CMAKE_PREFIX_PATH=/opt/rocm-5.4.3/llvm/lib/cmake/llvm/ cmake .. && make -j32
....
[ 97%] Building CXX object CMakeFiles/kfdtest.dir/src/RDMATest.cpp.o
[100%] Linking CXX executable kfdtest
[100%] Built target kfdtest
[root@localhost build]# cat /opt/rocm/.info/version
5.4.3-121

However beginning around 6.0.0 release, it appears broken. I managed to get around terminfo error by installing ghc-terminfo-devel package but now seeing whole bunch of linker errors now. I see missing APIs are all defined in ROCT src so apparently something amsis in cmake about inclusion of libhsakmt library during link stage. Again tihs is not an issue with 5.4.3 so something appears broken badly in 6.0.0 and onwards:

[  2%] Linking CXX executable kfdtest
/usr/bin/ld: CMakeFiles/kfdtest.dir/src/BaseDebug.cpp.o: in function `BaseDebug::Attach(kfd_runtime_info*, int, unsigned int, unsigned long)':
/root/extdir/gg/git/codelab-scripts/build-install-scripts/rocm/ROCm-6.0/ROCT-Thunk-Interface/tests/kfdtest/src/BaseDebug.cpp:70: undefined reference to `hsaKmtDebugTrapIoctl'
/usr/bin/ld: CMakeFiles/kfdtest.dir/src/BaseDebug.cpp.o: in function `BaseDebug::Detach()':
/root/extdir/gg/git/codelab-scripts/build-install-scripts/rocm/ROCm-6.0/ROCT-Thunk-Interface/tests/kfdtest/src/BaseDebug.cpp:90: undefined reference to `hsaKmtDebugTrapIoctl'
/usr/bin/ld: CMakeFiles/kfdtest.dir/src/BaseDebug.cpp.o: in function `BaseDebug::SendRuntimeEvent(unsigned long, int, int)':

@kentrussell

alexxu-amd commented 2 months ago

Hi @jdgh000 , Most of the time we leave CMAKE_PREFIX_PATH as /opt/rocm for compiling ROCm components.
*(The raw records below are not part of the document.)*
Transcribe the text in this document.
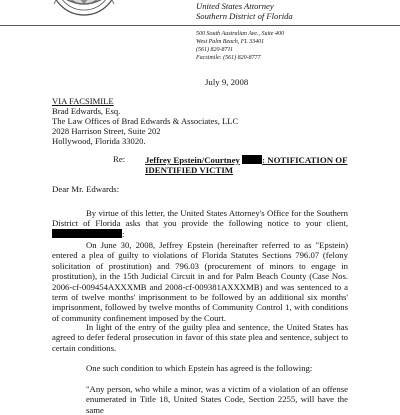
United States Attorney
Southern District of Florida
500 South Australian Ave., Suite 400
West Palm Beach, FL 33401
(561) 820-8711
Facsimile: (561) 820-8777
July 9, 2008
VIA FACSIMILE
Brad Edwards, Esq.
The Law Offices of Brad Edwards & Associates, LLC
2028 Harrison Street, Suite 202
Hollywood, Florida 33020.
Re: Jeffrey Epstein/Courtney	: NOTIFICATION OF
IDENTIFIED VICTIM
Dear Mr. Edwards:
By virtue of this letter, the United States Attorney's Office for the Southern District of Florida asks that you provide the following notice to your client, :
On June 30, 2008, Jeffrey Epstein (hereinafter referred to as "Epstein) entered a plea of guilty to violations of Florida Statutes Sections 796.07 (felony solicitation of prostitution) and 796.03 (procurement of minors to engage in prostitution), in the 15th Judicial Circuit in and for Palm Beach County (Case Nos. 2006-cf-009454AXXXMB and 2008-cf-009381AXXXMB) and was sentenced to a term of twelve months' imprisonment to be followed by an additional six months' imprisonment, followed by twelve months of Community Control 1, with conditions of community confinement imposed by the Court.
In light of the entry of the guilty plea and sentence, the United States has agreed to defer federal prosecution in favor of this state plea and sentence, subject to certain conditions.
One such condition to which Epstein has agreed is the following:
"Any person, who while a minor, was a victim of a violation of an offense enumerated in Title 18, United States Code, Section 2255, will have the same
I was able to reproduce your error using the cmd provided on ROCm 6.1.3 and fixed it by

CMAKE_PREFIX_PATH=/opt/rocm/ cmake .. && make -j32

Give it a try.

In addition, ROCT-Thunk-Interface has been recently integrated into ROCR-Runtime under ROCR-Runtime/libhsakmt. For the latest change, please refer to https://github.com/ROCm/ROCR-Runtime

alexxu-amd commented 1 month ago

@jdgh000 I'm closing the ticket now. Feel free to reopen if you need further assistance!